The dream of surpassing the 200 million kilogrammes of flue-cured tobacco for the second time in a row is still very much alive as our farmers, mainly beneficiaries of the land reform, continue to deliver their crop to the market.Last year, the farmers hit the mark and collectively generated close to a $1 billion in hard currency. The monetary authorities paid tribute to our tobacco farmers, saying the amount of money earned through tobacco exports was enough to import fuel to run the national economy for 12 months.
That is a mark of the success story of the country’s land reform programme which has been maligned by detractors since its launch at the turn of the millennium.
But as the country celebrates this remarkable achievement by our tobacco farmers, there is a greater need to strike a sustainable balance between the country’s economic interests and those of the environment.
A majority of the farmers who have taken up tobacco growing as a business, rely on firewood to cure the crop, but at a huge cost to the environment. They don’t have woodlots for this purpose. They are decimating indigenous trees at a time when the world is concerned about the environment and climate change and its impact on our future.
This is clearly not sustainable as it is very difficult to replace the precious indigenous trees which face the prospect of being wiped out if deliberate efforts are not taken to control their use.
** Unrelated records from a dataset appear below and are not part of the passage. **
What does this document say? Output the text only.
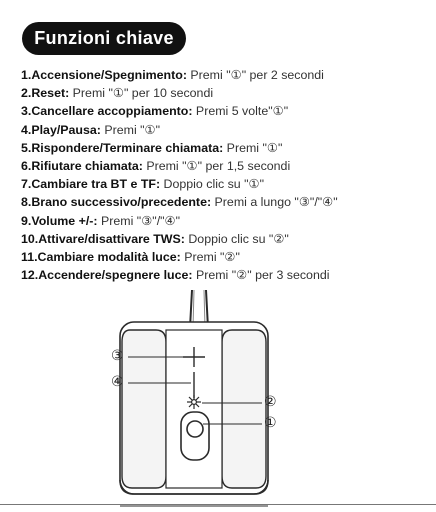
Funzioni chiave
1.Accensione/Spegnimento: Premi "①" per 2 secondi
2.Reset: Premi "①" per 10 secondi
3.Cancellare accoppiamento: Premi 5 volte"①"
4.Play/Pausa: Premi "①"
5.Rispondere/Terminare chiamata: Premi "①"
6.Rifiutare chiamata: Premi "①" per 1,5 secondi
7.Cambiare tra BT e TF: Doppio clic su "①"
8.Brano successivo/precedente: Premi a lungo "③"/"④"
9.Volume +/-: Premi "③"/"④"
10.Attivare/disattivare TWS: Doppio clic su "②"
11.Cambiare modalità luce: Premi "②"
12.Accendere/spegnere luce: Premi "②" per 3 secondi
③
④
②
①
As of yesterday, tobacco farmers had collectively earned $416 million from the sale of over 144 million kilogrammes of the crop so far out of the over 200 million kilogrammes expected.
Indeed, earnings from the crop indicate that some of the farmers can purchase state-of-the-art machinery and equipment, vehicles, household property, send their children to expensive schools among other achievements.
The crop has transformed lives of many villagers who would otherwise be wallowing in poverty. The high tobacco output means farmers are being productive on the land and that alone makes the land reform programme a success despite teething problems.
However, that success should not be enjoyed only by the current generation, but also others have a right to be bequeathed fertile land and a clean and life-sustaining environment.
That is why there is an urgent need for a policy intervention on the cutting of indigenous trees to cure tobacco. These take generations to replace to usable state.
It is against this backdrop that we call for sustainable ways of growing the lucrative crop without laying the environment to waste. Farmers must establish woodlots on their farms from which can be used as fuel for curing tobacco. Farmers must plant eucalyptus trees on their land so that they stop cutting down the remaining indigenous trees that take long to grow.
Alternatively, Zimbabwe has huge deposits of coal at Hwange and farmers can purchase this individually or as co-operatives for use to cure their crop. This should be a reasonable expenditure from their earnings instead of spending everything on immediate, short-term comforts.
It would also help to invest into research on the fuel efficiency of tobacco rocket barns that use less energy, but produce good results. This way Zimbabwe can save a lot of trees and reduce environmental pollution.
Also, instead of using electricity from Kariba and Hwange, farmers can pool resources and construct solar or wind power stations to power their tobacco barns. That is the cleanest method to earn money.
The point we are making is that as farmers conduct their business, they should not only think of maximising profits, but also think of preserving the environment for future generations.